Sacó de la caja un colgante que reproducía la imagen de una diosa esculpida en ónice con adornos de plata, lo besó varias veces y se lo colgó a su hija del cuello.

– Llévate mis besos. Cuando sientas mi ausencia, yo estaré allí.

Ehecatl se acercó el colgante a la mejilla, cerró los ojos y lanzó pequeños besos al aire. En el interior del cofre encontró el anillo de oro que llevaba su madre en las grandes ceremonias, una cabeza de águila que se ajustó perfectamente al menor de sus dedos.

4

La polvareda no dejaba ver a los dioses, que entraban en la avenida entre gritos y aspavientos de los campesinos. El cortejo de bienvenida, inmóvil al final de la calle, mantenía la vista fija en la mancha de arena que flotaba en el aire.

A veces los ojos sólo quieren ver lo que tienen delante.

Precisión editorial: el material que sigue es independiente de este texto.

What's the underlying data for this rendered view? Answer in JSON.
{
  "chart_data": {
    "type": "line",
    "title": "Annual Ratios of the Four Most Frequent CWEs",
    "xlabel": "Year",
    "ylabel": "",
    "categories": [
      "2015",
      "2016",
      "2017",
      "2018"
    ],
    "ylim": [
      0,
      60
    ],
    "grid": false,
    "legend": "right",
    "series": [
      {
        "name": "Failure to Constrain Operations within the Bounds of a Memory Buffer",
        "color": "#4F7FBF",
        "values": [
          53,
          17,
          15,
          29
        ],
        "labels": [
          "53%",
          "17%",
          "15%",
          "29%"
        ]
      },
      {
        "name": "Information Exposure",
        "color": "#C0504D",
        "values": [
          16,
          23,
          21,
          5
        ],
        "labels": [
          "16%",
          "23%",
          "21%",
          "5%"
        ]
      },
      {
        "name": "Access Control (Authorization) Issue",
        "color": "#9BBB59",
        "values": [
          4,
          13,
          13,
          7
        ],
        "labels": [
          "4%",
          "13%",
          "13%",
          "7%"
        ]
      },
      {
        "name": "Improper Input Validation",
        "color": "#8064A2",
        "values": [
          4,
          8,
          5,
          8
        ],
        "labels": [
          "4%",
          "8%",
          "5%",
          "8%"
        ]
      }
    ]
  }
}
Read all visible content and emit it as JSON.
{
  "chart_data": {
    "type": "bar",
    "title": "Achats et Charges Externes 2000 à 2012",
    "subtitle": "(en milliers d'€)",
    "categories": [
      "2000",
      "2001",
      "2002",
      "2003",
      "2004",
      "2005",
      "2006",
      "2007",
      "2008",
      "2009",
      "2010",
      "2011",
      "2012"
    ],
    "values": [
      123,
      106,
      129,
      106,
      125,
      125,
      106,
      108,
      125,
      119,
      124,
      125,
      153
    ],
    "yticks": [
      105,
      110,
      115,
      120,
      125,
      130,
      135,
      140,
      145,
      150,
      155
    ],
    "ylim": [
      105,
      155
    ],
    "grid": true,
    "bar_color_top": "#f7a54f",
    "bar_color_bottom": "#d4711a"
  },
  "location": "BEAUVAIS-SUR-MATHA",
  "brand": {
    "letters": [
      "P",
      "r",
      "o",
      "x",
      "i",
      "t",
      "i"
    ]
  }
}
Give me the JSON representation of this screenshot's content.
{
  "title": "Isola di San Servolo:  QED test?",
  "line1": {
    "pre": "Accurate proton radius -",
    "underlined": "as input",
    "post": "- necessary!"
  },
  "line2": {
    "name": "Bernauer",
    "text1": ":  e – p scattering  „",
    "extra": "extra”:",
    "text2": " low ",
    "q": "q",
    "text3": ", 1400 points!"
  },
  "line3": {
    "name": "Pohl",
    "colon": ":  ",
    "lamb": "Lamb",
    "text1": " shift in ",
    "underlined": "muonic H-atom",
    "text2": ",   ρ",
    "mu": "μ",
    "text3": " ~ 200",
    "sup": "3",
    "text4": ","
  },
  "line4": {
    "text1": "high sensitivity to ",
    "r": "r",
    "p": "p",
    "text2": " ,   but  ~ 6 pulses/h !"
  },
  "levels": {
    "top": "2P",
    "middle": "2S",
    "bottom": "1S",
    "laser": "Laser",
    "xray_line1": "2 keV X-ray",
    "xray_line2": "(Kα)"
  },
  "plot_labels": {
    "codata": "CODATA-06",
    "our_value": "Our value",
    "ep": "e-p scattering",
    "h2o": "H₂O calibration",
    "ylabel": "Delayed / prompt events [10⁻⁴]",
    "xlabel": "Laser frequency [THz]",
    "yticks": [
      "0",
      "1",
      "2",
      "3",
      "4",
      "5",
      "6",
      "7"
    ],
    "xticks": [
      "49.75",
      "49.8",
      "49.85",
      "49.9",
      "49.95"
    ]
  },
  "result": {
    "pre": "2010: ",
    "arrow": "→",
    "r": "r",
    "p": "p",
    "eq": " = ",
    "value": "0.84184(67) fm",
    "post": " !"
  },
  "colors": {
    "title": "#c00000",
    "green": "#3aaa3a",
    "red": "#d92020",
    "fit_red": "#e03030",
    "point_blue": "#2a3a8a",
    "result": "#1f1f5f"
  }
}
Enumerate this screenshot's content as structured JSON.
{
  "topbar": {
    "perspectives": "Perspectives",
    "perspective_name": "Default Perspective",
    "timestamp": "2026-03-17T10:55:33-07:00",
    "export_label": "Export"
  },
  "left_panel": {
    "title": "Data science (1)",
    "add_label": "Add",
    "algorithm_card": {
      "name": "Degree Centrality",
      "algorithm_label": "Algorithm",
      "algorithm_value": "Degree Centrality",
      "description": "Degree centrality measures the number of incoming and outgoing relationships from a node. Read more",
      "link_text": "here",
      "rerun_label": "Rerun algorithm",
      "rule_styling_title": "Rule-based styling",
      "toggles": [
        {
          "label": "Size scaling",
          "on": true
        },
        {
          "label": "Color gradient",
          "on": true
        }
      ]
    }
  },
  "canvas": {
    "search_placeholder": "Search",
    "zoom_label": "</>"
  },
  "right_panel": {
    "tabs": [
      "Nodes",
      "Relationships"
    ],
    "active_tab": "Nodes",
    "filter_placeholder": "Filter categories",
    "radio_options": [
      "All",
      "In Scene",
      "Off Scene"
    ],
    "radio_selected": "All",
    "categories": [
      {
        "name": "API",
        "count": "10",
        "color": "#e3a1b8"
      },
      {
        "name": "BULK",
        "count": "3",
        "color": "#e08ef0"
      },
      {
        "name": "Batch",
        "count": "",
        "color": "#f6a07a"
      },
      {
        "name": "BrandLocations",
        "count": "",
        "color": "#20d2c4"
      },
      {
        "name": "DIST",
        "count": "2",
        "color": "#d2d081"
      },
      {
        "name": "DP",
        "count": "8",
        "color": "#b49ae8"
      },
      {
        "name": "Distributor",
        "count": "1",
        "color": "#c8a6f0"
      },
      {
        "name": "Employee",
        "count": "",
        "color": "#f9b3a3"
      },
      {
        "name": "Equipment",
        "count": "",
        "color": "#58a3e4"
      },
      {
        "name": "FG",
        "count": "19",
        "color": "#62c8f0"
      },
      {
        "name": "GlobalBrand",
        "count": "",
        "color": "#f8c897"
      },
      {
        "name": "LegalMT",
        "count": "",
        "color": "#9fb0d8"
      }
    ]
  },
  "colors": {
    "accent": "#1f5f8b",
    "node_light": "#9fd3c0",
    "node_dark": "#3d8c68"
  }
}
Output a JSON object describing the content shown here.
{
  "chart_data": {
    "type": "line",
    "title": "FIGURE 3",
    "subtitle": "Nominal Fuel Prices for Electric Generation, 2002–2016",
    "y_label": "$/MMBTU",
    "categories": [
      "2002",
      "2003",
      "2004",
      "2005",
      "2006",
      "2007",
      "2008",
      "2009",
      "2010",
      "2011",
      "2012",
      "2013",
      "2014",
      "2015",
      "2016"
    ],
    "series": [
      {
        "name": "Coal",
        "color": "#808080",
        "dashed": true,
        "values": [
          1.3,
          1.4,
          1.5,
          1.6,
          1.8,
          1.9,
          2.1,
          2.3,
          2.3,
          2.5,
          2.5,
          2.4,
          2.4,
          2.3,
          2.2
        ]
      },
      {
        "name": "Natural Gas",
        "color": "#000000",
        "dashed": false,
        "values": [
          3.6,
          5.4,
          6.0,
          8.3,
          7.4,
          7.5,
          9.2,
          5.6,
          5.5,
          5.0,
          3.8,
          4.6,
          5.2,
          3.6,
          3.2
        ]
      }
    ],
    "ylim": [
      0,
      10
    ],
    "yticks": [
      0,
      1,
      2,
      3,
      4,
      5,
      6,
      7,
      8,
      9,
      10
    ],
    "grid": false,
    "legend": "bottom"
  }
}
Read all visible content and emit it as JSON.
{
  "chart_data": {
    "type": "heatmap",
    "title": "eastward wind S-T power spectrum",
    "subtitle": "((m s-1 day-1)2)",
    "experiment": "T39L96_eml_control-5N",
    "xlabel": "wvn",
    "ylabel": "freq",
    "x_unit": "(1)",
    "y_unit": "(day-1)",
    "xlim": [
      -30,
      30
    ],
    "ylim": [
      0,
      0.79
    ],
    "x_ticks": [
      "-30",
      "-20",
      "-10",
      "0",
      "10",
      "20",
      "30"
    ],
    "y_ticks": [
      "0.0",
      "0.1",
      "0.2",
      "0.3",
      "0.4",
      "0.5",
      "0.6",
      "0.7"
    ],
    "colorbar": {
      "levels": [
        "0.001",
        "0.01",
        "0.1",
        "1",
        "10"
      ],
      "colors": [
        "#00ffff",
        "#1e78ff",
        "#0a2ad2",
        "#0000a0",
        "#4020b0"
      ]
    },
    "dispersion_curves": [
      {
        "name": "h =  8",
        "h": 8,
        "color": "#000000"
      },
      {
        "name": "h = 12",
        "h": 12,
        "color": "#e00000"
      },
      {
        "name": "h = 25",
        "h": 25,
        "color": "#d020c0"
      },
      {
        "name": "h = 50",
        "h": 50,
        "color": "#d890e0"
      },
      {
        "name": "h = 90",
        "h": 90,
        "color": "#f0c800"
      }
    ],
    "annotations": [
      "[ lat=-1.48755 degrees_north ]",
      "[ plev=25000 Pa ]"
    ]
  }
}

Mirar hacia atrás es permitir el recuerdo, y el recuerdo araña, y se instala en la boca del estómago, y duele. Ehecatl miraba la nube de polvo intentando mantener la mente en blanco. No pensar. No acariciar la cabeza de águila, que sobresalía del anillo con el pico entreabierto. No sentir el viento en la cara, como cuando su amigo Itzcoatl, Serpiente de Obsidiana, capturó al primer prisionero y pudo cortarse el mechón de su nuca, delante de todo el pueblo, en el acantilado. No sentir la sequedad de su boca, como cuando acompañó a Pájaro de Agua a curar a una niña, y murió en el mismo instante en que ella la tocó. Desde entonces comenzaron los rumores sobre su magia negra, porque en lugar de curarla la había cargado con el aire de la enfermedad. No pensar. No mirarse las sandalias que había bordado su madre con adornos de oro mientras ella le contaba historias del calmecac. No buscar entre el grupo de guerreros la cabeza de Serpiente de Obsidiana, que ya se adornaba con plumas porque por fin había capturado a su cuarto prisionero, el que subió las escalinatas del templo casi dormido porque le habían dado a beber demasiado peyote. Al sacerdote le costó trabajo arrancarle el corazón, tenía los huesos del pecho endurecidos. No pensar. No pensar. Mirar hacia delante y descubrir a los nuevos dioses entre el polvo de la calle.

El cacique ordenó a los esclavos que volvieran a regar la avenida. Un brillo metálico se divisó a lo lejos, al tiempo que la muchedumbre lanzaba un grito de exclamación seguido de murmullos y comentarios.

– Mira sus cabezas, se parecen a los cascos de los soldados del Sol.

– Quetzalcoatl ha vuelto con sus compañeros del águila.

– Los venados también tienen cabeza, parecen enfadados. ¡Oh dador de la vida, protégenos!